As sole trustee, Birdie could rename it the Birdie Bassett Foundation, and the thought of that made her smile for the first time all day. She'd been snubbed and overlooked so many times for so many years, it was bittersweet to think of the power she had now. But she didn't know where to start.

Birdie Bassett was thirty-seven years old. She'd married Max when she was only twenty-six and he was seventy, a crazy thing, but not unheard of. For the eleven years they were together people would talk over and around her at dinner parties, as if she were still the temp who'd filled in at his home office after his previous secretary went on vacation with a handful of his dead wife's jewelry and never came back. Birdie's stepchildren, both older than she, had loathed her from the start and never tried to hide it. Still, she would never have dreamed of begrudging them their wretched houses and wretched furniture.

The Bassetts lived on Park Avenue, in Palm Beach, and Dark Harbor, off the coast of Maine. Max's bequeathing her the Bassett family enclave in Dark Harbor was a truly appalling move. In Florida all types mingled with relative ease. Even among the social set whose roots in Palm Beach predated air-conditioning, May-December relationships between the socially unequal were common. Lovely blond women of any origin, the young second wives of ancient gentlemen, were part of the scenery, a social set of their own. But Dark Harbor was another story. The houses were handed down from generation to generation, and new people just weren't welcome. Next message.
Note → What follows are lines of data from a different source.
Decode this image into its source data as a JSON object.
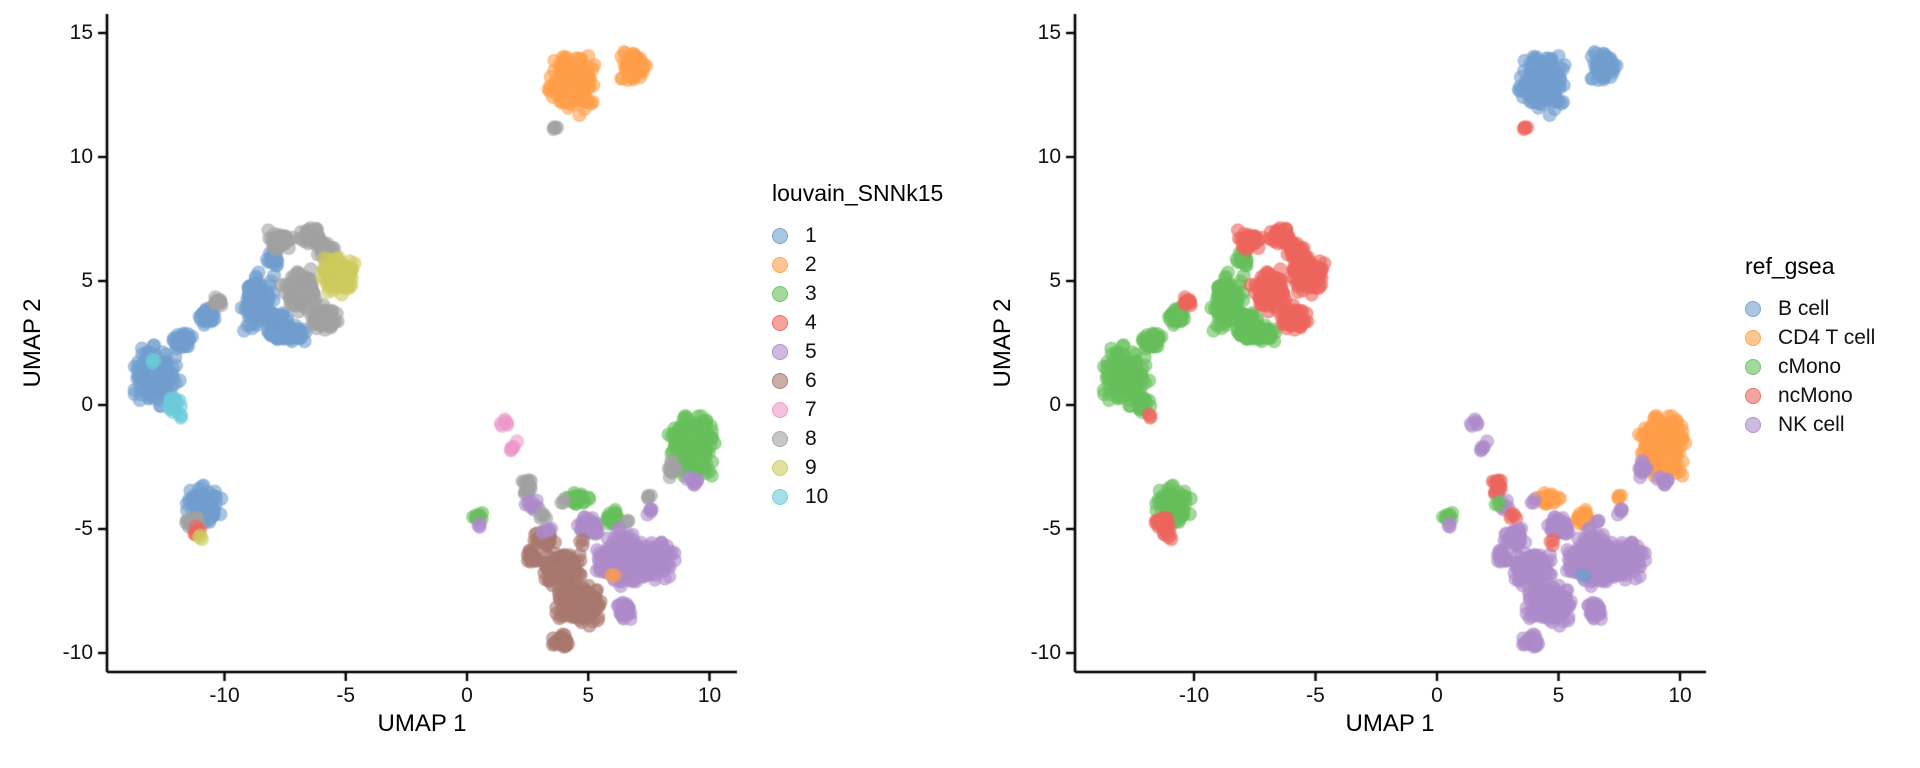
{
  "figure": {
    "background": "#FFFFFF",
    "description_left_panel": "UMAP embedding colored by louvain_SNNk15 clusters",
    "description_right_panel": "UMAP embedding colored by ref_gsea cell type labels"
  },
  "chart_data": {
    "type": "scatter",
    "panels": [
      {
        "xlabel": "UMAP 1",
        "ylabel": "UMAP 2",
        "legend_title": "louvain_SNNk15",
        "legend_position": "right",
        "color_key": "louvain",
        "x_ticks": [
          -10,
          -5,
          0,
          5,
          10
        ],
        "y_ticks": [
          15,
          10,
          5,
          0,
          -5,
          -10
        ],
        "xlim": [
          -14.9,
          11.1
        ],
        "ylim": [
          -10.8,
          15.8
        ],
        "grid": false,
        "legend_entries": [
          "1",
          "2",
          "3",
          "4",
          "5",
          "6",
          "7",
          "8",
          "9",
          "10"
        ]
      },
      {
        "xlabel": "UMAP 1",
        "ylabel": "UMAP 2",
        "legend_title": "ref_gsea",
        "legend_position": "right",
        "color_key": "gsea",
        "x_ticks": [
          -10,
          -5,
          0,
          5,
          10
        ],
        "y_ticks": [
          15,
          10,
          5,
          0,
          -5,
          -10
        ],
        "xlim": [
          -14.9,
          11.1
        ],
        "ylim": [
          -10.8,
          15.8
        ],
        "grid": false,
        "legend_entries": [
          "B cell",
          "CD4 T cell",
          "cMono",
          "ncMono",
          "NK cell"
        ]
      }
    ],
    "louvain_colors": {
      "1": "#729ECE",
      "2": "#FF9E4A",
      "3": "#67BF5C",
      "4": "#ED665D",
      "5": "#AD8BC9",
      "6": "#A8786E",
      "7": "#ED97CA",
      "8": "#A2A2A2",
      "9": "#CDCC5D",
      "10": "#6DCCDA"
    },
    "gsea_colors": {
      "B cell": "#729ECE",
      "CD4 T cell": "#FF9E4A",
      "cMono": "#67BF5C",
      "ncMono": "#ED665D",
      "NK cell": "#AD8BC9"
    },
    "blobs_columns": [
      "umap1_center",
      "umap2_center",
      "spread_x",
      "spread_y",
      "n_cells",
      "louvain",
      "gsea"
    ],
    "blobs": [
      [
        4.35,
        13.0,
        1.2,
        1.5,
        200,
        "2",
        "B cell"
      ],
      [
        6.85,
        13.6,
        0.7,
        0.8,
        55,
        "2",
        "B cell"
      ],
      [
        -12.9,
        1.2,
        1.1,
        1.4,
        170,
        "1",
        "cMono"
      ],
      [
        -12.1,
        0.1,
        0.4,
        0.5,
        20,
        "10",
        "cMono"
      ],
      [
        -12.95,
        1.8,
        0.2,
        0.2,
        3,
        "10",
        "cMono"
      ],
      [
        -11.7,
        2.6,
        0.55,
        0.5,
        45,
        "1",
        "cMono"
      ],
      [
        -10.7,
        3.6,
        0.5,
        0.5,
        50,
        "1",
        "cMono"
      ],
      [
        -8.6,
        4.1,
        0.8,
        1.3,
        160,
        "1",
        "cMono"
      ],
      [
        -7.8,
        3.3,
        0.6,
        0.6,
        60,
        "1",
        "cMono"
      ],
      [
        -7.4,
        2.9,
        1.1,
        0.5,
        110,
        "1",
        "cMono"
      ],
      [
        -8.0,
        5.9,
        0.4,
        0.4,
        25,
        "1",
        "cMono"
      ],
      [
        -7.7,
        6.6,
        0.6,
        0.5,
        55,
        "8",
        "ncMono"
      ],
      [
        -6.4,
        6.8,
        0.6,
        0.5,
        55,
        "8",
        "ncMono"
      ],
      [
        -5.8,
        6.2,
        0.5,
        0.45,
        40,
        "8",
        "ncMono"
      ],
      [
        -6.9,
        4.6,
        0.85,
        0.95,
        110,
        "8",
        "ncMono"
      ],
      [
        -5.9,
        3.5,
        0.8,
        0.55,
        85,
        "8",
        "ncMono"
      ],
      [
        -5.3,
        5.2,
        0.85,
        0.95,
        130,
        "9",
        "ncMono"
      ],
      [
        -10.9,
        -4.0,
        0.85,
        1.0,
        120,
        "1",
        "cMono"
      ],
      [
        -11.3,
        -4.7,
        0.4,
        0.35,
        26,
        "8",
        "ncMono"
      ],
      [
        -11.15,
        -5.1,
        0.3,
        0.25,
        8,
        "4",
        "ncMono"
      ],
      [
        -11.0,
        -5.35,
        0.15,
        0.12,
        3,
        "9",
        "ncMono"
      ],
      [
        9.3,
        -1.6,
        1.15,
        1.5,
        280,
        "3",
        "CD4 T cell"
      ],
      [
        6.5,
        -6.3,
        1.4,
        1.2,
        300,
        "5",
        "NK cell"
      ],
      [
        7.9,
        -6.2,
        0.85,
        1.0,
        90,
        "5",
        "NK cell"
      ],
      [
        6.5,
        -8.3,
        0.5,
        0.45,
        35,
        "5",
        "NK cell"
      ],
      [
        3.2,
        -5.4,
        0.55,
        0.55,
        45,
        "6",
        "NK cell"
      ],
      [
        3.9,
        -6.6,
        1.0,
        0.85,
        190,
        "6",
        "NK cell"
      ],
      [
        4.6,
        -8.1,
        1.15,
        0.95,
        230,
        "6",
        "NK cell"
      ],
      [
        3.9,
        -9.5,
        0.6,
        0.35,
        35,
        "6",
        "NK cell"
      ],
      [
        2.7,
        -6.1,
        0.35,
        0.5,
        22,
        "6",
        "NK cell"
      ],
      [
        5.0,
        -4.9,
        0.65,
        0.45,
        55,
        "5",
        "NK cell"
      ],
      [
        4.6,
        -3.8,
        0.6,
        0.28,
        26,
        "3",
        "CD4 T cell"
      ],
      [
        6.05,
        -4.55,
        0.42,
        0.35,
        30,
        "3",
        "CD4 T cell"
      ],
      [
        8.45,
        -2.6,
        0.35,
        0.5,
        12,
        "8",
        "NK cell"
      ],
      [
        9.3,
        -3.1,
        0.4,
        0.3,
        10,
        "5",
        "NK cell"
      ],
      [
        7.5,
        -3.75,
        0.25,
        0.25,
        4,
        "8",
        "CD4 T cell"
      ],
      [
        7.6,
        -4.2,
        0.25,
        0.25,
        5,
        "5",
        "NK cell"
      ],
      [
        0.45,
        -4.55,
        0.35,
        0.28,
        8,
        "3",
        "cMono"
      ],
      [
        0.55,
        -4.85,
        0.18,
        0.15,
        3,
        "5",
        "NK cell"
      ],
      [
        1.55,
        -0.75,
        0.28,
        0.33,
        6,
        "7",
        "NK cell"
      ],
      [
        1.95,
        -1.65,
        0.28,
        0.33,
        6,
        "7",
        "NK cell"
      ],
      [
        2.5,
        -3.3,
        0.28,
        0.65,
        18,
        "8",
        "ncMono"
      ],
      [
        2.8,
        -4.1,
        0.25,
        0.3,
        8,
        "5",
        "NK cell"
      ],
      [
        2.5,
        -3.95,
        0.15,
        0.15,
        3,
        "5",
        "cMono"
      ],
      [
        3.1,
        -4.5,
        0.28,
        0.25,
        5,
        "8",
        "ncMono"
      ],
      [
        3.3,
        -5.0,
        0.28,
        0.25,
        5,
        "5",
        "NK cell"
      ],
      [
        3.95,
        -3.9,
        0.2,
        0.18,
        3,
        "8",
        "NK cell"
      ],
      [
        6.55,
        -4.75,
        0.22,
        0.18,
        3,
        "8",
        "NK cell"
      ],
      [
        6.3,
        -5.0,
        0.2,
        0.18,
        3,
        "5",
        "NK cell"
      ],
      [
        3.75,
        11.15,
        0.4,
        0.13,
        4,
        "8",
        "ncMono"
      ],
      [
        -10.25,
        4.2,
        0.3,
        0.25,
        12,
        "8",
        "ncMono"
      ],
      [
        6.0,
        -6.9,
        0.2,
        0.15,
        2,
        "2",
        "B cell"
      ],
      [
        4.7,
        -5.5,
        0.2,
        0.18,
        3,
        "6",
        "ncMono"
      ],
      [
        -11.85,
        -0.45,
        0.15,
        0.12,
        3,
        "10",
        "ncMono"
      ]
    ]
  }
}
"Hi, Birdie, it's Al Frayme. Just calling to reschedule our lunch. By the way, the funeral was beautiful, and I thought you were very dignified in a difficult situation. Do you have time for lunch this week? I'll take you anywhere you want to go. Sweets. Paris. Tahiti. You name it."

Birdie smiled again. Sweets was downtown in the Fulton Fish Market, close to the Wall Street lawyer's office where she'd been earlier. The phone rang, distracting her from the rest of her messages.

"Hello, this is Birdie."

"You're next," a soft voice said.

"What? Hello? Hello?" A dial tone buzzed on the other end.

Jesus. Birdie felt so ill. She couldn't eat a thing. Nothing appealed and nothing stayed down. She was almost paranoid enough to believe she was being poisoned. Max's kids hated her; that much was clear. And people with money were always at risk. She glanced around the elegant room, wondering which things could hurt her. She knew that people could be poisoned by their clothes, by their toothpaste, by the air they breathed. Again she had that nagging worry. Max had not been sick. He'd died without warning. Everybody, including his doctors, had thought he was just old. But she wondered. The voice on the phone unnerved her. She wasn't sure anymore. She just wasn't sure.